Uma condição de humildade perante os desfavorecidos.


O que lhe dá tanto gozo quando toca o universo que tem dentro de si?
Finalmente consigo exprimir-me, exercendo a actividade pela qual tenho a maior paixão na vida.


No seu primeiro álbum, Maganda, encontramos um tema curioso: “Piece of Peace”. É a demonstração de um desejo?
Realmente, procurando um pedaço de paz pelo qual possa trazer harmonia e tolerância no nosso universo.


Se colocasse a questão nos seguinte termos: tocar é uma forma de voltar a casa ou de conquistar o mundo, o que diria?
De conquistar o mundo, pois o mundo das artes performativas deseja, de certa forma, uma contribuição única de novas tradições.

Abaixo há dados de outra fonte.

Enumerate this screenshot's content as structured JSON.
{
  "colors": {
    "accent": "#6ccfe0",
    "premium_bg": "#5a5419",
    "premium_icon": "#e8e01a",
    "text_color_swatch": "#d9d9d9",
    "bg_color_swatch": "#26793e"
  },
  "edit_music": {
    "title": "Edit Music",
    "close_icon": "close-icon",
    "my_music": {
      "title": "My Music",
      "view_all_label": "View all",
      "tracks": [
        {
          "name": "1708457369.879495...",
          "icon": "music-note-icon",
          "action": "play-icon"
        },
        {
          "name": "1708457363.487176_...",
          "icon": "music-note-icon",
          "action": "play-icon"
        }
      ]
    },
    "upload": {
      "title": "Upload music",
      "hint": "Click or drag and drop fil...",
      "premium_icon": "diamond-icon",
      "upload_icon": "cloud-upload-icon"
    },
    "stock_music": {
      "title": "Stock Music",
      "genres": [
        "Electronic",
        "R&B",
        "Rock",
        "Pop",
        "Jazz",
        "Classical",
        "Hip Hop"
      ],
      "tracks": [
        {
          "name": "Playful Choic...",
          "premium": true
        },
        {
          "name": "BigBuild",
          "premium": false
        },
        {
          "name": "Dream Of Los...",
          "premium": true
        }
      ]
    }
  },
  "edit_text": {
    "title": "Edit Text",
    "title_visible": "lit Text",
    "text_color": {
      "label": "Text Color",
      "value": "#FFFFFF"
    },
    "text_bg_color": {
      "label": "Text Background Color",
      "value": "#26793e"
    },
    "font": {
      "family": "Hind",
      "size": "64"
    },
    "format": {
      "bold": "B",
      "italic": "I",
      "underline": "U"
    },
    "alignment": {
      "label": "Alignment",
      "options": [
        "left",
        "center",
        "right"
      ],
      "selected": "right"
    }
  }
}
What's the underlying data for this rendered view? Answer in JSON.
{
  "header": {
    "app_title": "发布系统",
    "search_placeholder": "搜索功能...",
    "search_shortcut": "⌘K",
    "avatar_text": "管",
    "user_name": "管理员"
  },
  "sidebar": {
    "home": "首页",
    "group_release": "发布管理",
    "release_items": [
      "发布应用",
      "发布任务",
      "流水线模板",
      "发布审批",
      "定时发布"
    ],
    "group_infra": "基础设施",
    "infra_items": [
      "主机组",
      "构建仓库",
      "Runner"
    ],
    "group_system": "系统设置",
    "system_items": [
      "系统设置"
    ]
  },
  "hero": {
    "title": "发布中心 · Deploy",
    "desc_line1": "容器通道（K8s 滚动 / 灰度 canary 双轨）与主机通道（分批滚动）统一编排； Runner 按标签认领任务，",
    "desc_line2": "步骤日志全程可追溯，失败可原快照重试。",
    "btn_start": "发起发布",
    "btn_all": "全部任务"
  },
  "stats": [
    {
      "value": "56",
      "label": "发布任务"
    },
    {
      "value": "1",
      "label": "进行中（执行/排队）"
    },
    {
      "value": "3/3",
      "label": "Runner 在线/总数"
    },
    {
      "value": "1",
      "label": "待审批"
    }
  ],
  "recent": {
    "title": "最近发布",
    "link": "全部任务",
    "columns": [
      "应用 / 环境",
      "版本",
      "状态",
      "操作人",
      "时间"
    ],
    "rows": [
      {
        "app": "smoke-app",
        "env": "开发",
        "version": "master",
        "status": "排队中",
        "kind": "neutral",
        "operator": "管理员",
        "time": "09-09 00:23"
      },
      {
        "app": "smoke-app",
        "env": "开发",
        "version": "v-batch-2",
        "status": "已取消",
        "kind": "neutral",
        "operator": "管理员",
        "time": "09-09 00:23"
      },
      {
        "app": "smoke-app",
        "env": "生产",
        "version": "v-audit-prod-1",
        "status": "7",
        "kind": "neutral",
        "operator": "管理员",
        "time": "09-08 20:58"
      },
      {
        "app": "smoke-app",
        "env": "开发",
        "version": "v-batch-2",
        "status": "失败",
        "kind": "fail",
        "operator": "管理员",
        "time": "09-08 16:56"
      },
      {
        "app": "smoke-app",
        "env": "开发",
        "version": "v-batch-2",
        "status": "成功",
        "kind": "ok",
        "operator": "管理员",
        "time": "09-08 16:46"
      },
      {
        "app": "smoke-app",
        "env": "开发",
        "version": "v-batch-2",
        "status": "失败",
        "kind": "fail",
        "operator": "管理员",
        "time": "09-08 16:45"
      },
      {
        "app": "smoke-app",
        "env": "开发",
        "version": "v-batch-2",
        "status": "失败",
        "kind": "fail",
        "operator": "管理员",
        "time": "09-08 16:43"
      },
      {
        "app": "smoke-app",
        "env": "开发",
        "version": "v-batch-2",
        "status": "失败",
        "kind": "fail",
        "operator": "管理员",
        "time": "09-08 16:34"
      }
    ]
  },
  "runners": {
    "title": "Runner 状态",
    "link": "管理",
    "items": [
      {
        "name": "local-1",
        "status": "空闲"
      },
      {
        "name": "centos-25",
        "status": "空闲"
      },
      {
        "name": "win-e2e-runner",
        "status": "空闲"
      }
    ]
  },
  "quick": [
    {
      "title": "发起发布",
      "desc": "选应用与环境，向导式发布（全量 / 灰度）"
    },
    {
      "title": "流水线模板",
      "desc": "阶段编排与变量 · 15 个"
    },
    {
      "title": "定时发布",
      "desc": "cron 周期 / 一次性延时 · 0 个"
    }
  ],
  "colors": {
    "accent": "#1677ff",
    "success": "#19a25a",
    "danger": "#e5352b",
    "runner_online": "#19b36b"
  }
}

Há dois temas de Maganda que me despertam muito interesse: “Inkomo tatana” e “Shangana tsonga”. Quais são as estórias destas músicas?
“Inkomo Tatana” foi escrito e dedicado ao meu pai como
guia/embaixador do fundamento da minha carreira académica, tornando-se,
assim, um visionário no meu ponto de vista. “Shangana Tsonga” é dedicado
ao meu grupo étnico, changanas, uma mistura dos povos Nguni,
sul-africanos e locais Tsongas, do Sul de Moçambique.


Quais são as áreas de estudo que lhe interessam na sua área académica?
Música tradicional na religião Africana, especificamente em Moçambique e África do Sul.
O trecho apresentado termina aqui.